Antoine : Pas forcément, je pense qu’il y a déjà de quoi faire avec les salles existantes à Bordeaux. Je pense au Café Pompier par exemple, qui pourrait récupérer un certain public. Il me semble que d’anciens programmateurs du VOID prévoient justement quelques soirées là-bas.
Quelles sont les émotions qui guident l’écriture de vos morceaux ?
Antoine : Il y a un petit peu d’histoire personnelle dedans. Parfois, il s’agit de textes que j’avais écris il y a longtemps. Des textes qui peuvent parler de rupture par exemple, mais aussi de choses actuelles. Des choses que je ressens par rapport à la vie de tous les jours, et aussi des livres que je lis.
Théo : En général, le groupe est ultra satisfait des paroles et on laisse vraiment Antoine faire, on ne revient pas dessus. C’est une chance qu’on a d’avoir quelqu’un qui écrit comme on aime et avec qui on est en parfaite adéquation avec le groupe. Pour ma part, j’ai écris le titre « Take Your Pills ». Tout le reste c’est Antoine qui l’a écris en intégralité, tout les morceaux. Tout le monde emmène sa touche personnelle et apporte ses connaissances.

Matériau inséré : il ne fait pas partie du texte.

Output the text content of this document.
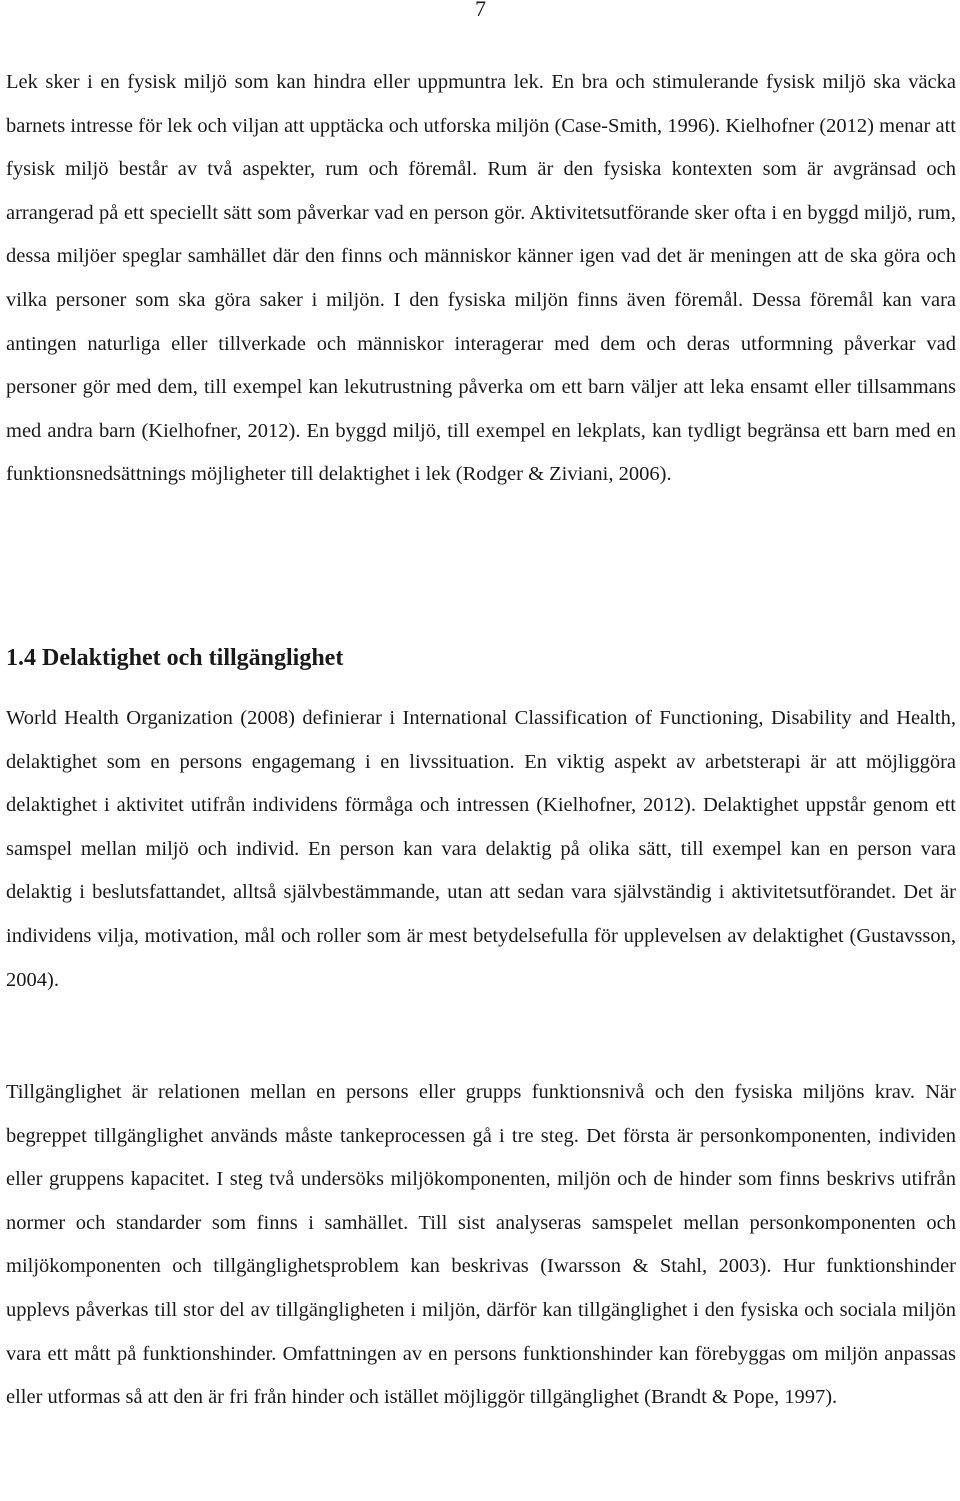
7

Lek sker i en fysisk miljö som kan hindra eller uppmuntra lek. En bra och stimulerande fysisk miljö ska väcka barnets intresse för lek och viljan att upptäcka och utforska miljön (Case-Smith, 1996). Kielhofner (2012) menar att fysisk miljö består av två aspekter, rum och föremål. Rum är den fysiska kontexten som är avgränsad och arrangerad på ett speciellt sätt som påverkar vad en person gör. Aktivitetsutförande sker ofta i en byggd miljö, rum, dessa miljöer speglar samhället där den finns och människor känner igen vad det är meningen att de ska göra och vilka personer som ska göra saker i miljön. I den fysiska miljön finns även föremål. Dessa föremål kan vara antingen naturliga eller tillverkade och människor interagerar med dem och deras utformning påverkar vad personer gör med dem, till exempel kan lekutrustning påverka om ett barn väljer att leka ensamt eller tillsammans med andra barn (Kielhofner, 2012). En byggd miljö, till exempel en lekplats, kan tydligt begränsa ett barn med en funktionsnedsättnings möjligheter till delaktighet i lek (Rodger & Ziviani, 2006).

1.4 Delaktighet och tillgänglighet

World Health Organization (2008) definierar i International Classification of Functioning, Disability and Health, delaktighet som en persons engagemang i en livssituation. En viktig aspekt av arbetsterapi är att möjliggöra delaktighet i aktivitet utifrån individens förmåga och intressen (Kielhofner, 2012). Delaktighet uppstår genom ett samspel mellan miljö och individ. En person kan vara delaktig på olika sätt, till exempel kan en person vara delaktig i beslutsfattandet, alltså självbestämmande, utan att sedan vara självständig i aktivitetsutförandet. Det är individens vilja, motivation, mål och roller som är mest betydelsefulla för upplevelsen av delaktighet (Gustavsson, 2004).

Tillgänglighet är relationen mellan en persons eller grupps funktionsnivå och den fysiska miljöns krav. När begreppet tillgänglighet används måste tankeprocessen gå i tre steg. Det första är personkomponenten, individen eller gruppens kapacitet. I steg två undersöks miljökomponenten, miljön och de hinder som finns beskrivs utifrån normer och standarder som finns i samhället. Till sist analyseras samspelet mellan personkomponenten och miljökomponenten och tillgänglighetsproblem kan beskrivas (Iwarsson & Stahl, 2003). Hur funktionshinder upplevs påverkas till stor del av tillgängligheten i miljön, därför kan tillgänglighet i den fysiska och sociala miljön vara ett mått på funktionshinder. Omfattningen av en persons funktionshinder kan förebyggas om miljön anpassas eller utformas så att den är fri från hinder och istället möjliggör tillgänglighet (Brandt & Pope, 1997).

Comment s’organisent vos répétitions et votre processus de création ?
Antoine : C’était un peu à droite et à gauche. On allait répéter un peu partout dans la ville, on n’avait pas notre propre studio. Parfois c’était dans un appart, ou à la Rock School Barbey. On avait tendance à composer en jam.
Théo : On essayait de commencer avec un son de batterie qui était cool, on lançait un pattern, Thibault avait un petite ligne de basse de côté, et Antoine toujours un texte. Moi je trouvais des conneries à faire à la guitare et, au fur et à mesure, les morceaux naissaient !

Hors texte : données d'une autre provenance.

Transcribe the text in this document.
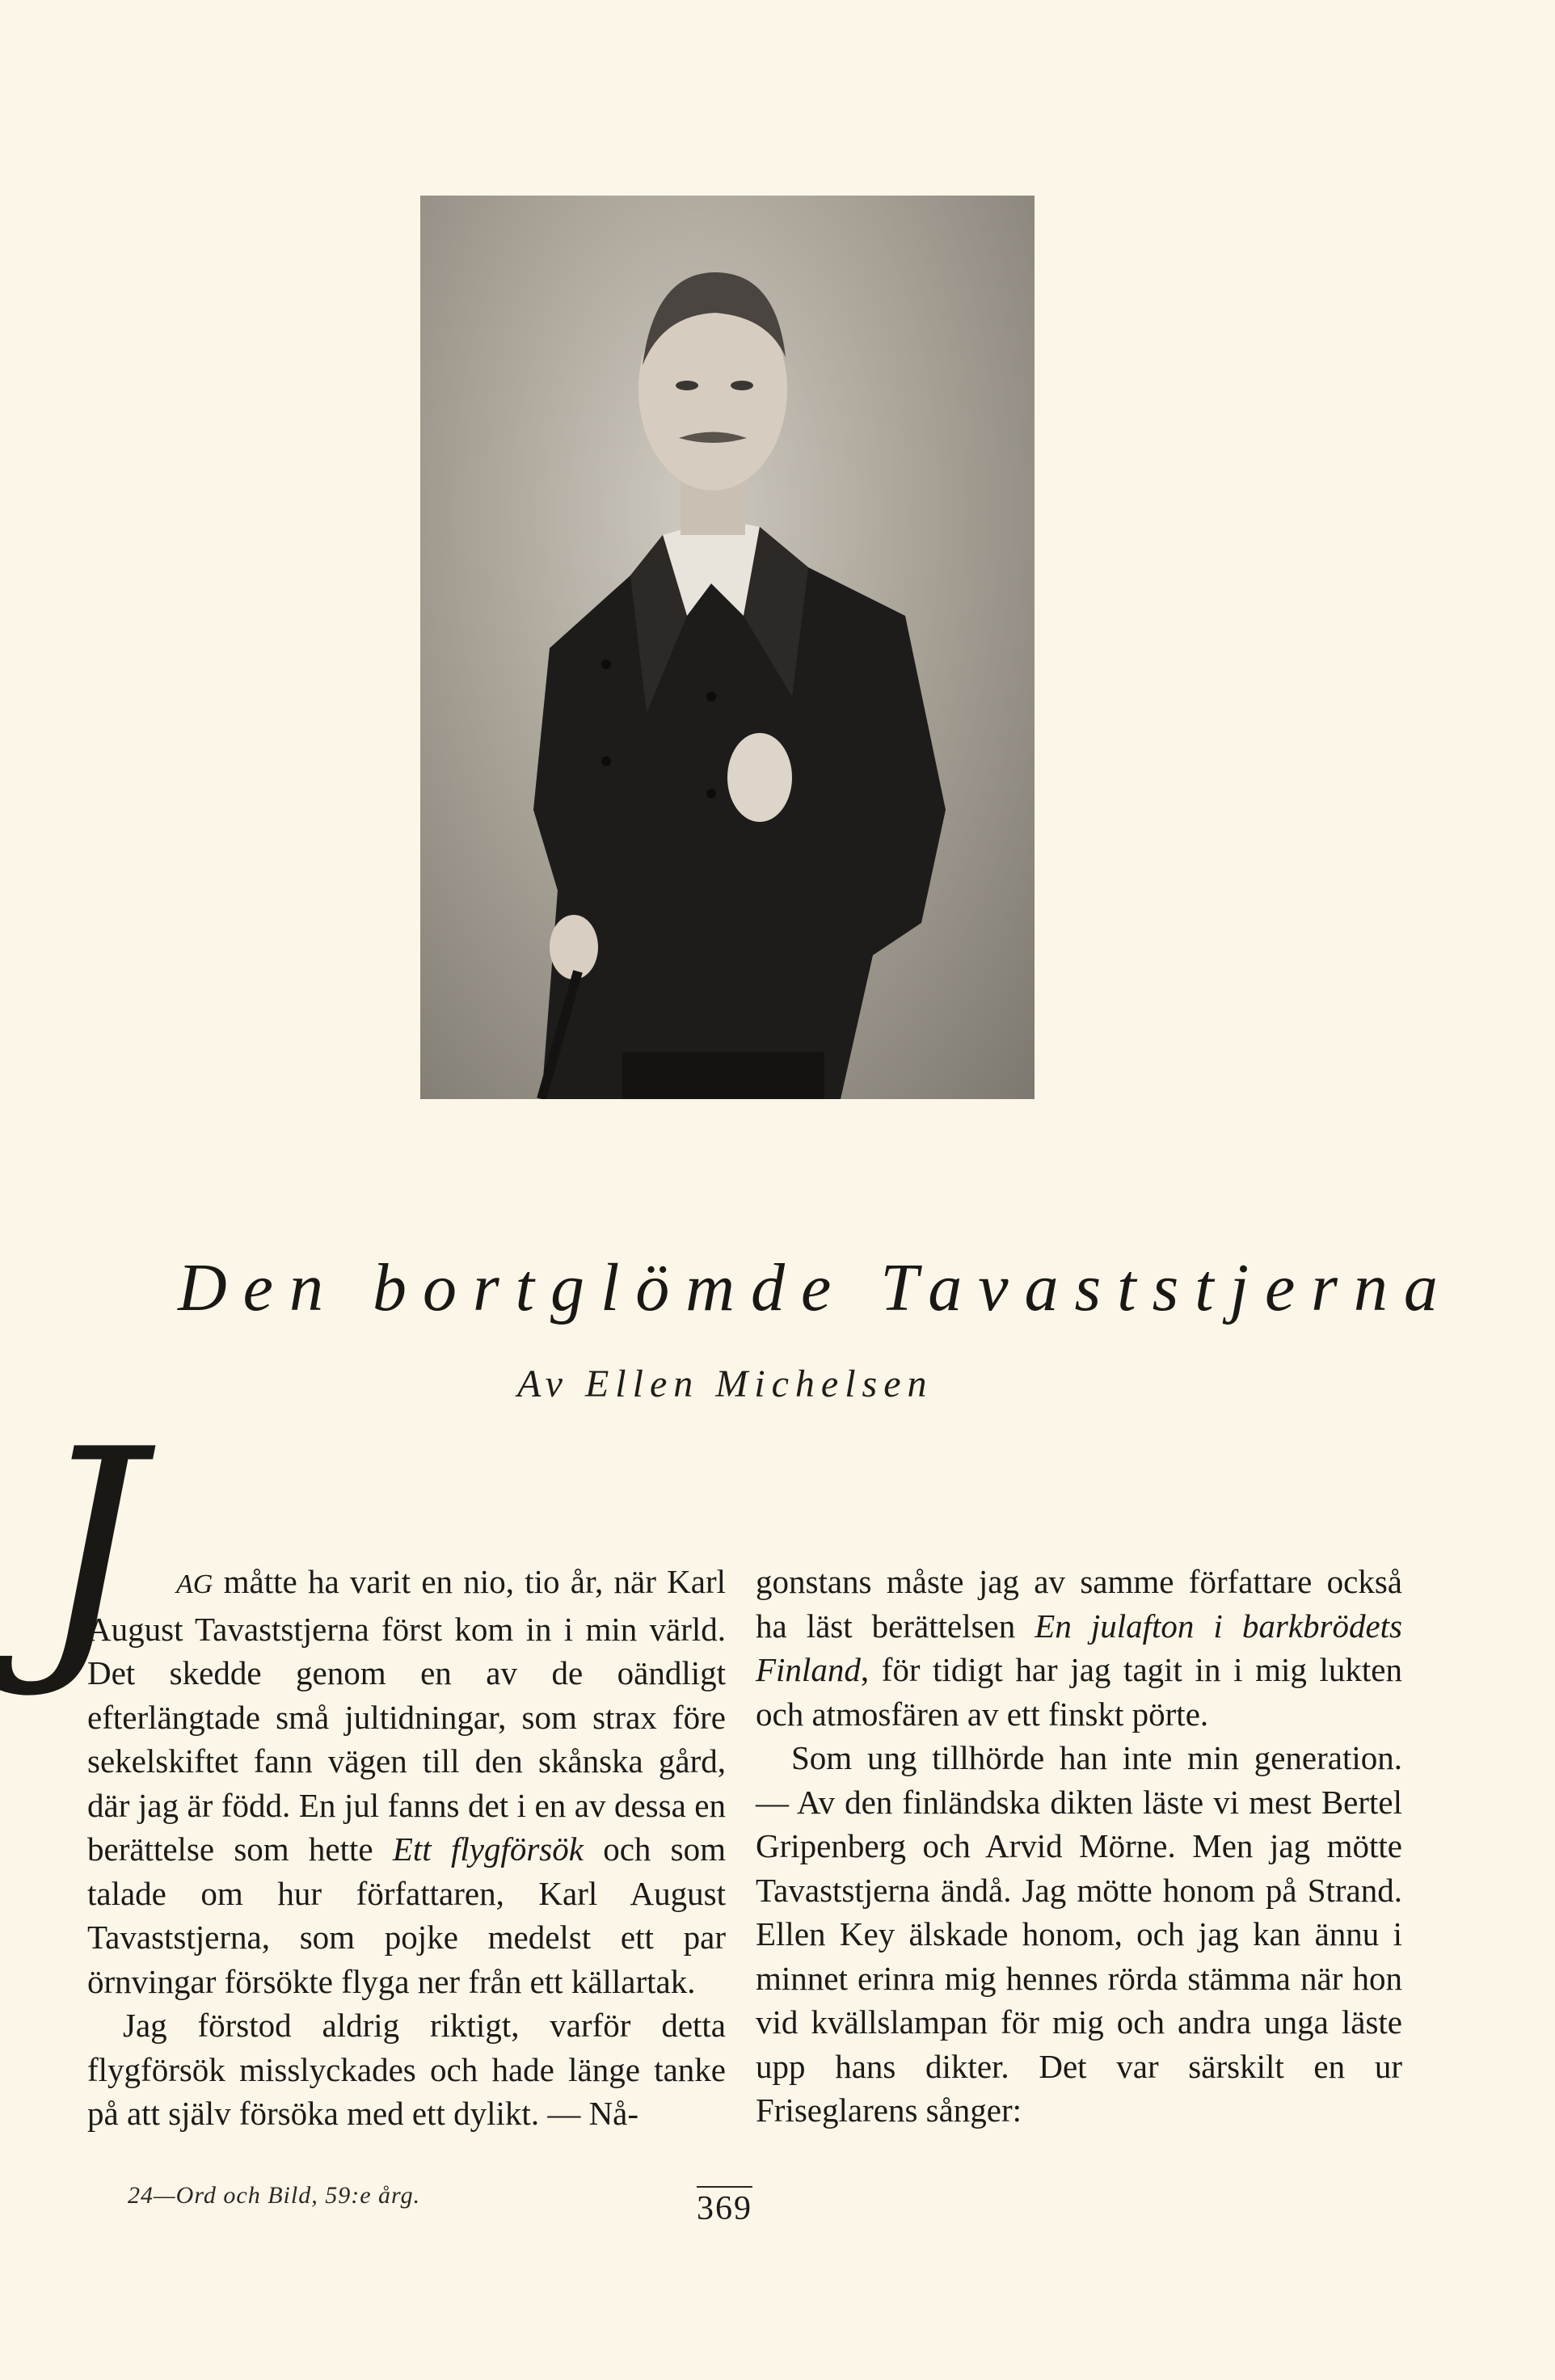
Den bortglömde Tavaststjerna
Av Ellen Michelsen
J	AG måtte ha varit en nio, tio år, när Karl August Tavaststjerna först kom in i min värld. Det skedde genom en av de oändligt efterlängtade små jultidningar, som strax före sekelskiftet fann vägen till den skånska gård, där jag är född. En jul fanns det i en av dessa en berättelse som hette Ett flygförsök och som talade om hur författaren, Karl August Tavaststjerna, som pojke medelst ett par örnvingar försökte flyga ner från ett källartak.

Jag förstod aldrig riktigt, varför detta flygförsök misslyckades och hade länge tanke på att själv försöka med ett dylikt. — Nå-

gonstans måste jag av samme författare också ha läst berättelsen En julafton i barkbrödets Finland, för tidigt har jag tagit in i mig lukten och atmosfären av ett finskt pörte.

Som ung tillhörde han inte min generation. — Av den finländska dikten läste vi mest Bertel Gripenberg och Arvid Mörne. Men jag mötte Tavaststjerna ändå. Jag mötte honom på Strand. Ellen Key älskade honom, och jag kan ännu i minnet erinra mig hennes rörda stämma när hon vid kvällslampan för mig och andra unga läste upp hans dikter. Det var särskilt en ur Friseglarens sånger:

24—Ord och Bild, 59:e årg.	369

Quel a été l’impact de la pandémie sur Noirset ?
Théo : On devait faire pas mal de scènes, ça nous a donc un peu coupé l’herbe sous le pied. L’aspect positif c’est que chacun a pu bosser un peu de son côté. Antoine pour écrire des textes, de même pour les autres membres du groupe. En gros, on arrive avec un album, mais aussi plein d’autres morceaux en réserve que l’on a hâte de jouer. On en a sous la pédale !
Quelles sont les dernières scènes où vous aviez joué ?

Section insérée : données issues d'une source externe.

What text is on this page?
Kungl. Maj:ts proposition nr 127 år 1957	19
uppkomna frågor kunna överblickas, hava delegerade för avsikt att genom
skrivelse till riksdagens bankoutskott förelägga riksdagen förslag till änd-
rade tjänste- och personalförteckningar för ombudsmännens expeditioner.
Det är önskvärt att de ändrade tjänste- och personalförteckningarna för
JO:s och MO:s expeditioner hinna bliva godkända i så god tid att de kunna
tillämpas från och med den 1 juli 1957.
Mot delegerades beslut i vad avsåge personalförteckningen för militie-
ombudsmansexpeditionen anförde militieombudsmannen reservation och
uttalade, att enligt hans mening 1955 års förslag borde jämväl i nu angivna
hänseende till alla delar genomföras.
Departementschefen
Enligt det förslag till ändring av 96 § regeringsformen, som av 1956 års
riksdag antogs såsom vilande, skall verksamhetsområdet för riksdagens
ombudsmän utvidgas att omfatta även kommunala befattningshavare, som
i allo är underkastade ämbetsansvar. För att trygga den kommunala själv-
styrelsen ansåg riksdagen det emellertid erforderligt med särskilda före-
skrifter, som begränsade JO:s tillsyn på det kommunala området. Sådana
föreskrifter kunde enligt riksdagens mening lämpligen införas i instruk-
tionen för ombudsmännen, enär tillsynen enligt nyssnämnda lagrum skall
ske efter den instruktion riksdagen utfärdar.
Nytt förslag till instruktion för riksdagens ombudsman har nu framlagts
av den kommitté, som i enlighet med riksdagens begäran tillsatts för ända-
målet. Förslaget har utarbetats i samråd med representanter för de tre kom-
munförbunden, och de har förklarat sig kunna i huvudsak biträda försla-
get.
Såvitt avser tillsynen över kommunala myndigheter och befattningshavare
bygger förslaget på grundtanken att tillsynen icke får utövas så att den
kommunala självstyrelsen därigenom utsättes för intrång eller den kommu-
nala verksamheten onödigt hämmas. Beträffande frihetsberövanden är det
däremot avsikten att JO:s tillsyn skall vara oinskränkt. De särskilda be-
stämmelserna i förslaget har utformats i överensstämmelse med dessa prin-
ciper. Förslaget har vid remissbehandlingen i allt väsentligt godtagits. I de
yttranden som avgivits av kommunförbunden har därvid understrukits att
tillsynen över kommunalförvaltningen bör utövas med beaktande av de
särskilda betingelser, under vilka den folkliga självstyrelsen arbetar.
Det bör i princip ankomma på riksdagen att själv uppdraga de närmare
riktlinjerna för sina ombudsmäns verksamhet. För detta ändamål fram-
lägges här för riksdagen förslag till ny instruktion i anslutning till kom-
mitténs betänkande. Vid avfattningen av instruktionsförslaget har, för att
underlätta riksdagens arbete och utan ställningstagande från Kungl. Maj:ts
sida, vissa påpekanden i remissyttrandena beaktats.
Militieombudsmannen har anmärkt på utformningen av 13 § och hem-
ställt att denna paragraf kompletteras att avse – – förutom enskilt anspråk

Antoine : On avait joué au VOID pour Rock en Ville durant le Bordeaux Rock Festival en janvier 2020. Avant ça on avait eu une date au Nouveau Local, ainsi qu’à la Galerie SUN7, rue de la Rousselle, où on devrait probablement refaire un concert.
Comment voyez-vous votre ancrage à Bordeaux ?
Théo : Antoine et moi on vient de Bordeaux. Thibault vient d’Agen mais a fait ses études ici. Théo est plus du côté de la Bretagne, mais il fait des aller-retours. On s’est tous rencontrés dans cette ville, même si certains viennent d’ailleurs. C’est notre point central, donc y est clairement attachés. L’idée c’est que tout le monde reste soudé ici et puisse continuer ce projet.
Antoine : On a pas mal de contacts avec d’autres groupes de cette même scène et on veut aussi créer un échange, faire venir d’autres gens, et vice-versa. On aimerait vraiment développer cette scène à Bordeaux et ça passe par là je pense.